I have two main concerns that I am looking to satisfy: 1) This product is one part of my business concept. I also have two other products that will be manufactured after this, as well as an entire fitness program designed around the implementation of these products. The partnership will only be for one of these products (as of now). Therefore, I don't know how to handle the possibility of the product being largely successful and at some point them wanting to sell. Would a clause defining an option to buy them out solve this?
2) I feel that the package deal of myself/experience/knowledge and the product are worth more than their capital investment of $30k. I'm not sure if this is ego or common sense (since this is all in theory at the moment).

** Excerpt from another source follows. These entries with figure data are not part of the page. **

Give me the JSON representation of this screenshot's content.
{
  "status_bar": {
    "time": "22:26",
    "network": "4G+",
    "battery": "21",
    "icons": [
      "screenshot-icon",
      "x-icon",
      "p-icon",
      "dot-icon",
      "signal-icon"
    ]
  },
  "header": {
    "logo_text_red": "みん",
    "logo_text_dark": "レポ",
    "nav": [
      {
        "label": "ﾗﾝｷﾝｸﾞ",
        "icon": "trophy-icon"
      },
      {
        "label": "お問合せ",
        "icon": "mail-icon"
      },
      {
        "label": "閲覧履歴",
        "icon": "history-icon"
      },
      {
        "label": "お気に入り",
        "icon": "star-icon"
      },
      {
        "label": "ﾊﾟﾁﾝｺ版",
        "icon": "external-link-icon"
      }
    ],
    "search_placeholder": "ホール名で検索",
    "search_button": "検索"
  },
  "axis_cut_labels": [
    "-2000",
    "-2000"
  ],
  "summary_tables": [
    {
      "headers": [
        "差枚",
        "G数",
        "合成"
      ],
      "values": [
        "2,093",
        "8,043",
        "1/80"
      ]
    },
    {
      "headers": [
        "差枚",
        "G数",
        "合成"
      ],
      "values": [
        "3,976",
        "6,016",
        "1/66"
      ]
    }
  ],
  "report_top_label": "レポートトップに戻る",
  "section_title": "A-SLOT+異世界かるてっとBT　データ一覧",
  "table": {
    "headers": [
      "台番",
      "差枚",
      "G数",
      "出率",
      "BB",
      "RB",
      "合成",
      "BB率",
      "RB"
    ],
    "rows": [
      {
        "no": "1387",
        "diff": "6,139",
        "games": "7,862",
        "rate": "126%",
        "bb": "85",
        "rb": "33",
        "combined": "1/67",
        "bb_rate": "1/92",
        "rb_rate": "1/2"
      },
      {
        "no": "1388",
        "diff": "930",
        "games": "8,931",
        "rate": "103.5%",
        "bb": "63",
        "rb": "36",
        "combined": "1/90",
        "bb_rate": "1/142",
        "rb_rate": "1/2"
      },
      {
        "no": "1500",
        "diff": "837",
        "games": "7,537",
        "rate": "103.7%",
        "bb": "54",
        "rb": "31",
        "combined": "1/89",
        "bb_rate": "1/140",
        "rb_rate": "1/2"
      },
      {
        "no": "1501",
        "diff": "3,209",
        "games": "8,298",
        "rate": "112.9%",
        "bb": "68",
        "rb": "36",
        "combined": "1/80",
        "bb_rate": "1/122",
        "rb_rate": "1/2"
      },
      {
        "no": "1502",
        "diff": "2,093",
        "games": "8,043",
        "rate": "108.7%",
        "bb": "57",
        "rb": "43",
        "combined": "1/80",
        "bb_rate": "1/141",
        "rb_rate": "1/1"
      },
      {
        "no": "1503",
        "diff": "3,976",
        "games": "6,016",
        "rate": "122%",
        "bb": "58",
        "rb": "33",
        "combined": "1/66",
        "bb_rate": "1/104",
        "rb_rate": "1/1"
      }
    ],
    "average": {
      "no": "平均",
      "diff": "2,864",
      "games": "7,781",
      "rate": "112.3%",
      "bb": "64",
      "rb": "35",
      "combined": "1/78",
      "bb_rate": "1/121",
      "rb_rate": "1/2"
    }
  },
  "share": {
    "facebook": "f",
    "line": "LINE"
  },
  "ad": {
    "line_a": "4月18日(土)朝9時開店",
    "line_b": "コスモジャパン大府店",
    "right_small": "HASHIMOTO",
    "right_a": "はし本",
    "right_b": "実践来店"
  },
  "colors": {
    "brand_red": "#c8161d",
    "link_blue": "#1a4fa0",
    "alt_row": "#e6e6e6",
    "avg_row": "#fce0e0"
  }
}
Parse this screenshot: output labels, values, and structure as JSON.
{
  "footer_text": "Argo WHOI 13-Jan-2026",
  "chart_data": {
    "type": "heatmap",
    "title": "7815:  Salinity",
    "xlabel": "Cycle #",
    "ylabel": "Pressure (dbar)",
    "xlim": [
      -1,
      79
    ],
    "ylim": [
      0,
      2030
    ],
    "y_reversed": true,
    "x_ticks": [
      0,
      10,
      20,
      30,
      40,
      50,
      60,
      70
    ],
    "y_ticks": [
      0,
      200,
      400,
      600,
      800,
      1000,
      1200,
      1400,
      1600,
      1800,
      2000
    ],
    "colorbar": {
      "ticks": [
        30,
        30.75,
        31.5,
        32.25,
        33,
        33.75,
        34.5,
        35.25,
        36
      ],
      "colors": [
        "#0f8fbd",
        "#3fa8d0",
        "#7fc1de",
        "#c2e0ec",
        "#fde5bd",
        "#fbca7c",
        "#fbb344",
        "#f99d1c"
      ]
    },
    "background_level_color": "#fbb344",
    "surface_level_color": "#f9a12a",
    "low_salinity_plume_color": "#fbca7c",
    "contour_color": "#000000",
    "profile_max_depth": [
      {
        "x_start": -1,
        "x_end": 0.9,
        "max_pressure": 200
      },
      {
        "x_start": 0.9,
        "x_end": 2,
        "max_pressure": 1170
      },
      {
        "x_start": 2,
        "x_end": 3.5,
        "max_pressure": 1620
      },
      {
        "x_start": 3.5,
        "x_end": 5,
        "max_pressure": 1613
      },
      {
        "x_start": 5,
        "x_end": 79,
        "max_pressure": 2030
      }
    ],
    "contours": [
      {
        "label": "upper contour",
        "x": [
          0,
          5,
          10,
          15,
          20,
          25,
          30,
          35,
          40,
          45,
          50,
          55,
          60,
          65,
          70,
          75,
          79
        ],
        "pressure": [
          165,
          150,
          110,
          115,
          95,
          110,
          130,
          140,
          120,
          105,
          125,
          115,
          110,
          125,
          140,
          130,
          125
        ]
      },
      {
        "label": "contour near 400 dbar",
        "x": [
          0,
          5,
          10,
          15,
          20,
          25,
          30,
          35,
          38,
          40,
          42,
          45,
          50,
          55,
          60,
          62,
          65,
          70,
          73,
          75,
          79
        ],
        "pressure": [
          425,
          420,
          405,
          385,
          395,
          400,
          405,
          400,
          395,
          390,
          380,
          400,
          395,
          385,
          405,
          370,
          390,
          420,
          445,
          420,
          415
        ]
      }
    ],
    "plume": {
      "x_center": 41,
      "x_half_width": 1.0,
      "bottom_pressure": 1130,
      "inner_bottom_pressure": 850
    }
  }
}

Scott,Thank you for your follow-up. Please allow me to respond to each point that you raised below: 1) This product is one part of my business concept. I also have two other products that will be manufactured after this, as well as an entire fitness program designed around the implementation of these products. The partnership will only be for one of these products (as of now). Therefore, I don't know how to handle the possibility of the product being largely successful and at some point them wanting to sell. Would a clause defining an option to buy them out solve this?
There are a couple of issues here. Typically any product development within the partnership is owned by the partnership unless and until the parties agree to keep those assets out of the partnership via agreement. It also may be a potential fiduciary breach of duty violation by creating further products outside the partnership which can compete with the current business. Those concerns can be first resolved in writing so that the parties know what belongs within the partnership and what does not. As for a 'buy-out', that is likewise possible to enter into the terms. But from what you are describing you appear to be looking more for a limited partner or silent investor rather than equal partner, if what you are seeking is a buy-out in terms of success. Perhaps you may want to consider exactly what the relationship may be especially since from a legal perspective 'sweat' equity, 'skull' equity, management, or financial backing make no difference in terms of larger or small rights to a partnership, what governs instead is the percentage on which the partners themselves agreed upon.

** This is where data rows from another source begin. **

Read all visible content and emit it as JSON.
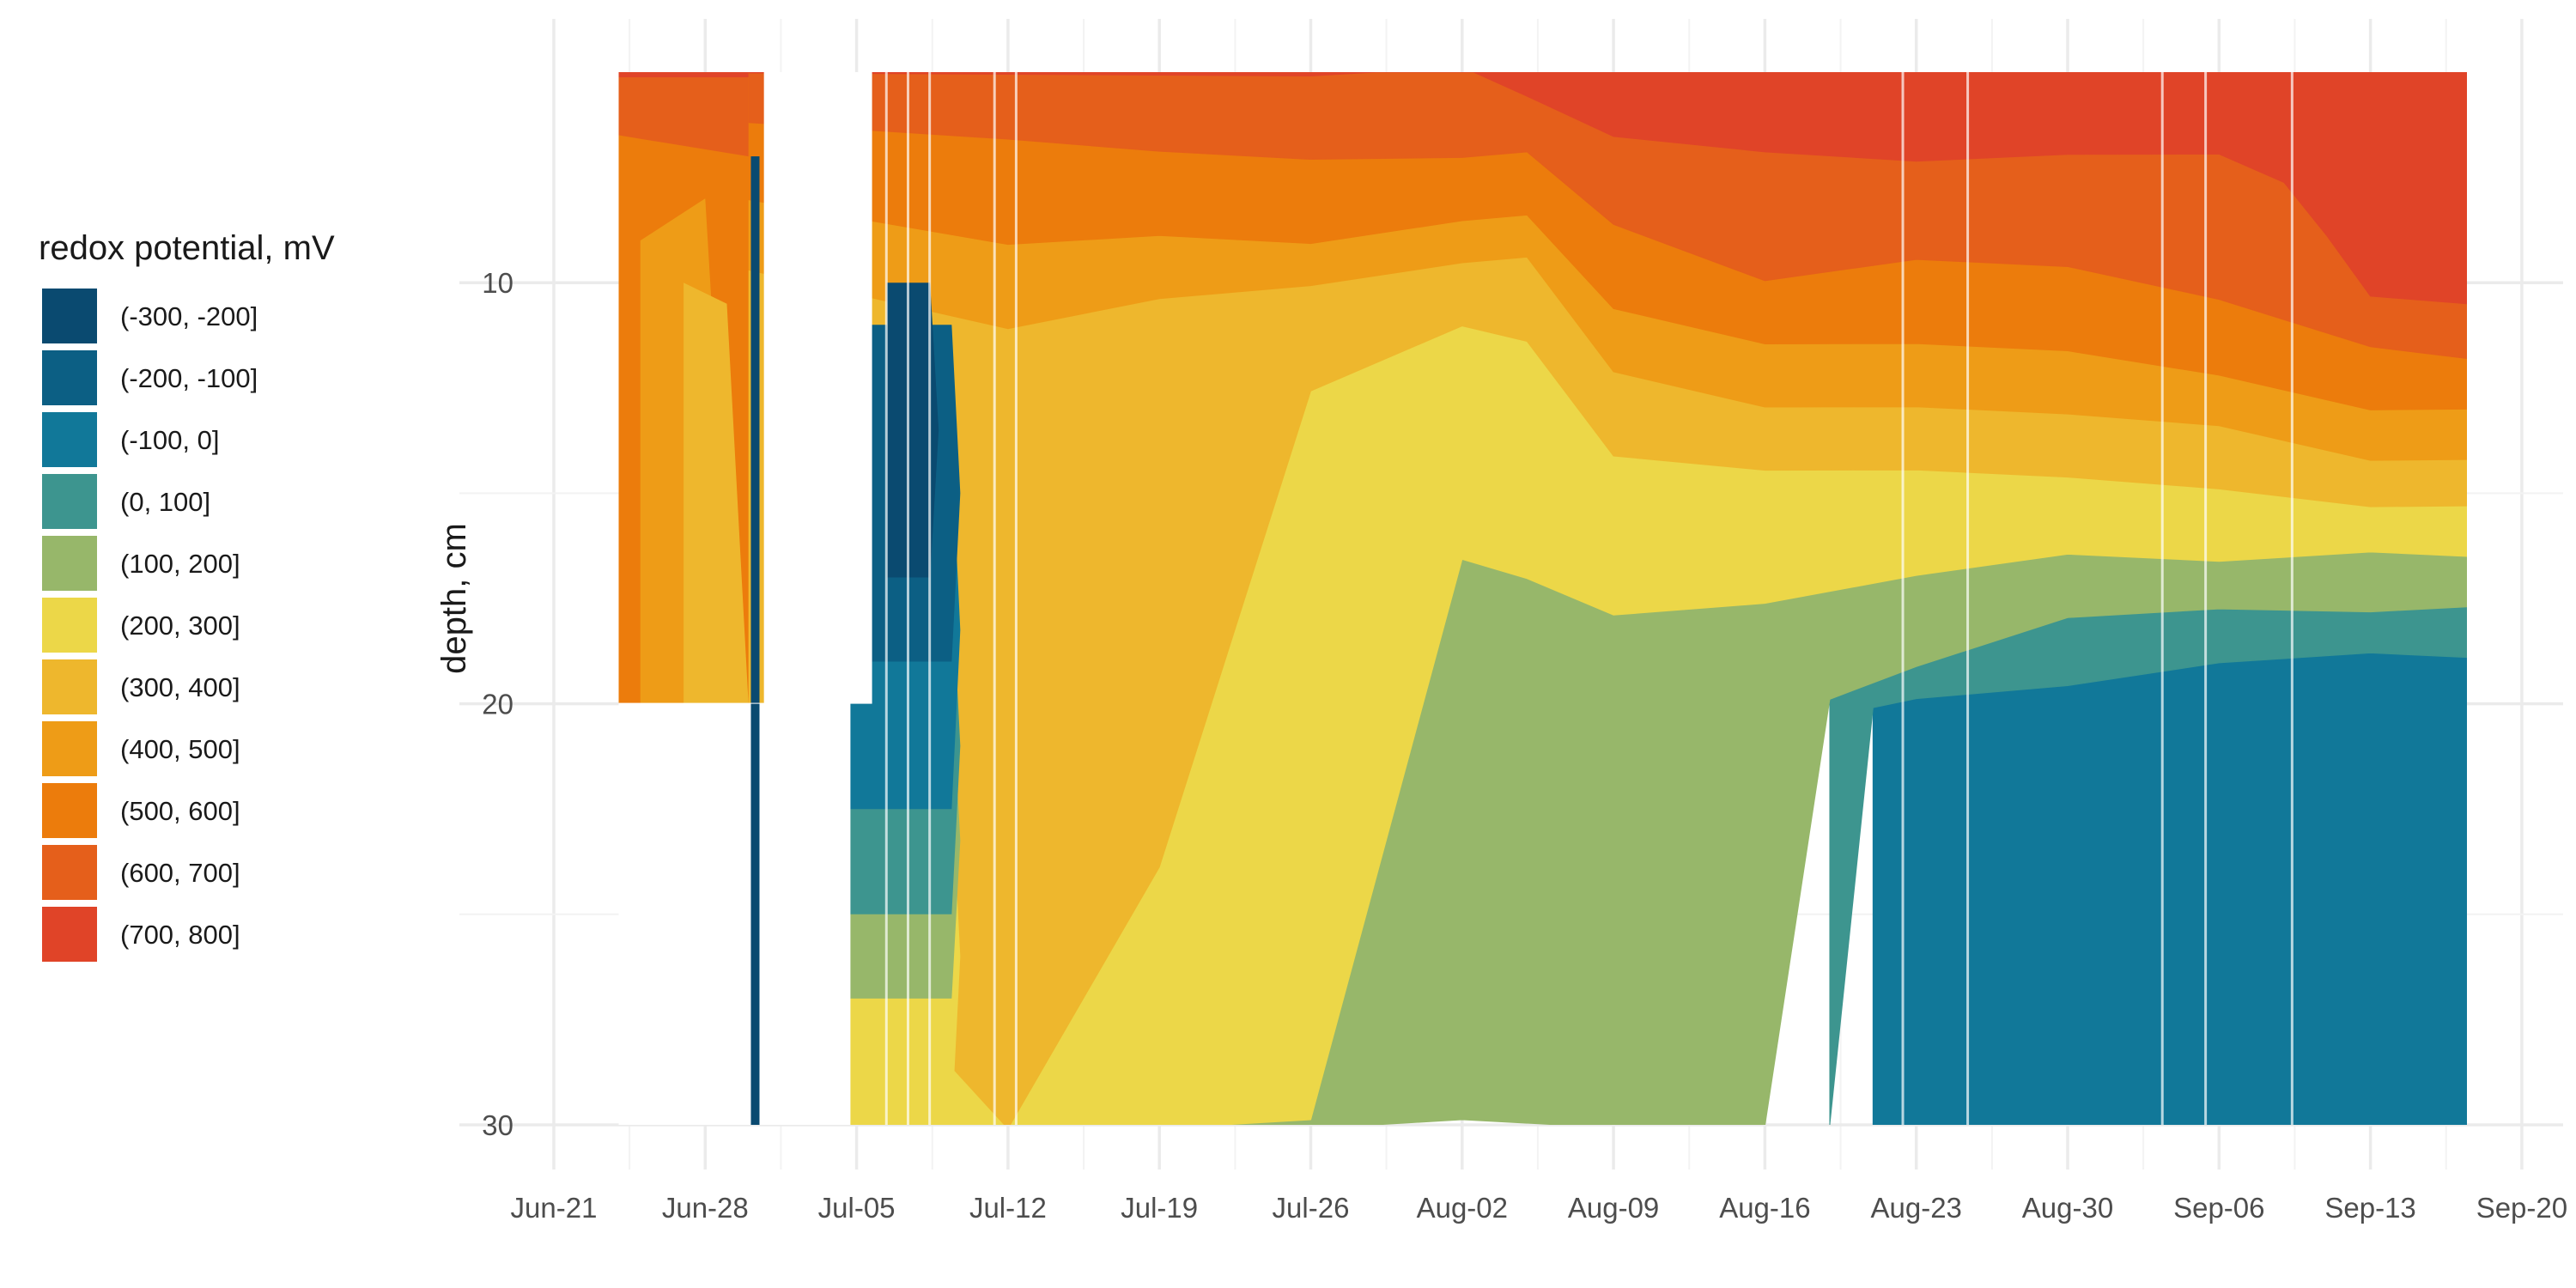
{
  "chart_data": {
    "type": "area",
    "title": "",
    "xlabel": "",
    "ylabel": "depth, cm",
    "legend_title": "redox potential, mV",
    "legend_position": "left",
    "grid": true,
    "x_ticks": [
      "Jun-21",
      "Jun-28",
      "Jul-05",
      "Jul-12",
      "Jul-19",
      "Jul-26",
      "Aug-02",
      "Aug-09",
      "Aug-16",
      "Aug-23",
      "Aug-30",
      "Sep-06",
      "Sep-13",
      "Sep-20"
    ],
    "x_range_days": [
      0,
      91
    ],
    "y_ticks": [
      10,
      20,
      30
    ],
    "ylim": [
      5,
      30
    ],
    "y_reversed": true,
    "classes": [
      {
        "label": "(-300, -200]",
        "color": "#0a4a70"
      },
      {
        "label": "(-200, -100]",
        "color": "#0c5f84"
      },
      {
        "label": "(-100, 0]",
        "color": "#117899"
      },
      {
        "label": "(0, 100]",
        "color": "#3d958f"
      },
      {
        "label": "(100, 200]",
        "color": "#97b76a"
      },
      {
        "label": "(200, 300]",
        "color": "#ecd748"
      },
      {
        "label": "(300, 400]",
        "color": "#eeb72d"
      },
      {
        "label": "(400, 500]",
        "color": "#ee9c17"
      },
      {
        "label": "(500, 600]",
        "color": "#ec7c0c"
      },
      {
        "label": "(600, 700]",
        "color": "#e55f1b"
      },
      {
        "label": "(700, 800]",
        "color": "#e04428"
      }
    ],
    "series": [
      {
        "name": "(700, 800]",
        "class": 10,
        "lower_depth_by_date": [
          [
            "Jun-24",
            5
          ],
          [
            "Jul-26",
            5
          ],
          [
            "Aug-02",
            5
          ],
          [
            "Aug-05",
            5.5
          ],
          [
            "Aug-09",
            6.5
          ],
          [
            "Aug-16",
            7
          ],
          [
            "Aug-23",
            7
          ],
          [
            "Aug-30",
            7
          ],
          [
            "Sep-06",
            7
          ],
          [
            "Sep-09",
            7.5
          ],
          [
            "Sep-11",
            9
          ],
          [
            "Sep-13",
            10.3
          ],
          [
            "Sep-18",
            10.5
          ]
        ]
      },
      {
        "name": "(600, 700]",
        "class": 9,
        "lower_depth_by_date": [
          [
            "Jun-24",
            6
          ],
          [
            "Jul-12",
            6.5
          ],
          [
            "Jul-19",
            7
          ],
          [
            "Jul-26",
            7
          ],
          [
            "Aug-02",
            7
          ],
          [
            "Aug-05",
            7
          ],
          [
            "Aug-09",
            8.5
          ],
          [
            "Aug-16",
            10
          ],
          [
            "Aug-23",
            9.5
          ],
          [
            "Aug-30",
            9.5
          ],
          [
            "Sep-06",
            10.5
          ],
          [
            "Sep-13",
            11.5
          ],
          [
            "Sep-18",
            11.8
          ]
        ]
      },
      {
        "name": "(500, 600]",
        "class": 8,
        "lower_depth_by_date": [
          [
            "Jun-24",
            7.5
          ],
          [
            "Jul-12",
            9
          ],
          [
            "Jul-19",
            9
          ],
          [
            "Jul-26",
            9
          ],
          [
            "Aug-02",
            8.5
          ],
          [
            "Aug-05",
            8.5
          ],
          [
            "Aug-09",
            10.5
          ],
          [
            "Aug-16",
            11.5
          ],
          [
            "Aug-23",
            11.5
          ],
          [
            "Aug-30",
            11.5
          ],
          [
            "Sep-06",
            12.3
          ],
          [
            "Sep-13",
            13
          ],
          [
            "Sep-18",
            13
          ]
        ]
      },
      {
        "name": "(400, 500]",
        "class": 7,
        "lower_depth_by_date": [
          [
            "Jun-24",
            9
          ],
          [
            "Jul-12",
            11
          ],
          [
            "Jul-19",
            10.5
          ],
          [
            "Jul-26",
            10
          ],
          [
            "Aug-02",
            9.5
          ],
          [
            "Aug-05",
            9.5
          ],
          [
            "Aug-09",
            12
          ],
          [
            "Aug-16",
            13
          ],
          [
            "Aug-23",
            13
          ],
          [
            "Aug-30",
            13
          ],
          [
            "Sep-06",
            13.5
          ],
          [
            "Sep-13",
            14.2
          ],
          [
            "Sep-18",
            14.2
          ]
        ]
      },
      {
        "name": "(300, 400]",
        "class": 6,
        "lower_depth_by_date": [
          [
            "Jun-24",
            20
          ],
          [
            "Jul-12",
            30
          ],
          [
            "Jul-19",
            24
          ],
          [
            "Jul-26",
            12.5
          ],
          [
            "Aug-02",
            11
          ],
          [
            "Aug-05",
            11.5
          ],
          [
            "Aug-09",
            14
          ],
          [
            "Aug-16",
            14.5
          ],
          [
            "Aug-23",
            14.5
          ],
          [
            "Aug-30",
            14.5
          ],
          [
            "Sep-06",
            15
          ],
          [
            "Sep-13",
            15.3
          ],
          [
            "Sep-18",
            15.3
          ]
        ]
      },
      {
        "name": "(200, 300]",
        "class": 5,
        "lower_depth_by_date": [
          [
            "Jun-24",
            30
          ],
          [
            "Jul-19",
            30
          ],
          [
            "Jul-26",
            30
          ],
          [
            "Aug-02",
            16.5
          ],
          [
            "Aug-05",
            17
          ],
          [
            "Aug-09",
            18
          ],
          [
            "Aug-16",
            17.5
          ],
          [
            "Aug-23",
            17
          ],
          [
            "Aug-30",
            16.5
          ],
          [
            "Sep-06",
            16.5
          ],
          [
            "Sep-13",
            16.5
          ],
          [
            "Sep-18",
            16.5
          ]
        ]
      },
      {
        "name": "(100, 200]",
        "class": 4,
        "lower_depth_by_date": [
          [
            "Jun-24",
            30
          ],
          [
            "Jul-26",
            30
          ],
          [
            "Aug-02",
            30
          ],
          [
            "Aug-09",
            30
          ],
          [
            "Aug-16",
            30
          ],
          [
            "Aug-19",
            20
          ],
          [
            "Aug-23",
            19
          ],
          [
            "Aug-30",
            18
          ],
          [
            "Sep-06",
            17.8
          ],
          [
            "Sep-13",
            17.7
          ],
          [
            "Sep-18",
            17.7
          ]
        ]
      },
      {
        "name": "(0, 100]",
        "class": 3,
        "lower_depth_by_date": [
          [
            "Aug-19",
            30
          ],
          [
            "Aug-21",
            20
          ],
          [
            "Aug-23",
            20
          ],
          [
            "Aug-30",
            19.5
          ],
          [
            "Sep-06",
            19
          ],
          [
            "Sep-13",
            18.9
          ],
          [
            "Sep-18",
            18.9
          ]
        ]
      },
      {
        "name": "(-100, 0]",
        "class": 2,
        "lower_depth_by_date": [
          [
            "Aug-21",
            30
          ],
          [
            "Sep-18",
            30
          ]
        ]
      }
    ],
    "gaps": [
      {
        "from": "Jun-30",
        "to": "Jul-05",
        "depth_range": [
          5,
          20
        ]
      },
      {
        "from": "Jun-21",
        "to": "Jul-04",
        "depth_range": [
          20,
          30
        ]
      }
    ],
    "early_reducing_zone": {
      "from": "Jul-04",
      "to": "Jul-09",
      "classes": [
        "(-300, -200]",
        "(-200, -100]",
        "(-100, 0]",
        "(0, 100]",
        "(100, 200]",
        "(200, 300]"
      ]
    }
  }
}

You may be right as there is no rule of thumb here--what counts is what you and your partner both legitimately evaluate each of your investments to be. If you believe his investment is worth 30% or even 10% and he agrees, it is valid. But this is something you both would need to discuss together and between the both of you so as to find out the fairest split. Some inventors hold the lion's share of the ownership while others keep a minority share due to the excessive financial investment. This is really for you both to fairly evaluate.